In this example, the Shape class acts as a generalized representation of all shapes. It defines two pure virtual functions getArea() and getPerimeter(), which must be implemented by any derived class. The Circle, Square, and Triangle classes inherit from the Shape class and provide their own implementations of the area and perimeter calculations.

By using generalization, we can treat all shapes as instances of the Shape class, allowing us to write more flexible code that can work with different shapes interchangeably.

Here’s the UML class diagram of the above example of shapes in C++:

Conclusion

In this article, we explored two fundamental design principles in object-oriented programming: decomposition and generalization. We learned how decomposition allows us to break down complex systems into manageable components, enabling modular and scalable software. By identifying distinct responsibilities and creating objects based on these abstractions, we achieve code organization and maintainability.

Generalization, on the other hand, helps us eliminate redundancy and optimize problem-solving through class inheritance. By factoring out common attributes and behaviors into a superclass, we create a general template that can be inherited by multiple subclasses. This approach promotes code reuse, flexibility, and scalability, while maintaining a clear hierarchy and enhancing code efficiency.

Throughout the article, we covered various real-life examples and practical implementations in C++, along with corresponding UML class diagrams.
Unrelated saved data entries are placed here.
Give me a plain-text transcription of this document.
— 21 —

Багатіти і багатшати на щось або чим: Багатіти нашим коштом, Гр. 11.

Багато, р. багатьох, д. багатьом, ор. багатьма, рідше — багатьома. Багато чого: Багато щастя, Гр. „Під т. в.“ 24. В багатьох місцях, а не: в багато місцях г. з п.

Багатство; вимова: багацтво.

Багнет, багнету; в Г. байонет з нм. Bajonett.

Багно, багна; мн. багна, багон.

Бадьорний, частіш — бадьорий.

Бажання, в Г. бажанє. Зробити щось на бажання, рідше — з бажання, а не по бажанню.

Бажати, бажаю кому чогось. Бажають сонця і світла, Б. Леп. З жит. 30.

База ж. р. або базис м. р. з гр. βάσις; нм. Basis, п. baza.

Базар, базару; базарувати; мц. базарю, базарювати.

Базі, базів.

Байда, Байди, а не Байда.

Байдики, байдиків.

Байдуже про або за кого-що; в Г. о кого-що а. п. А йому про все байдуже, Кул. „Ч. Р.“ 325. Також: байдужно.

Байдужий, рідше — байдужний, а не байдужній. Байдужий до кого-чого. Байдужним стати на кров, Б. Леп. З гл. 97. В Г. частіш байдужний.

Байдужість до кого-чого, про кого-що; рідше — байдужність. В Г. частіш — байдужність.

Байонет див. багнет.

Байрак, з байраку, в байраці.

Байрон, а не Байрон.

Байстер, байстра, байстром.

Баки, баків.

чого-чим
By understanding and applying decomposition and generalization effectively, we can design software systems that are modular, extensible, and easy to maintain.

By incorporating these principles into our object-oriented modelling practices, we can build robust and flexible software solutions, reducing code duplication and improving code organization. Whether we are developing small-scale applications or large-scale systems, decomposition and generalization play vital roles in creating efficient, reusable, and maintainable codebases.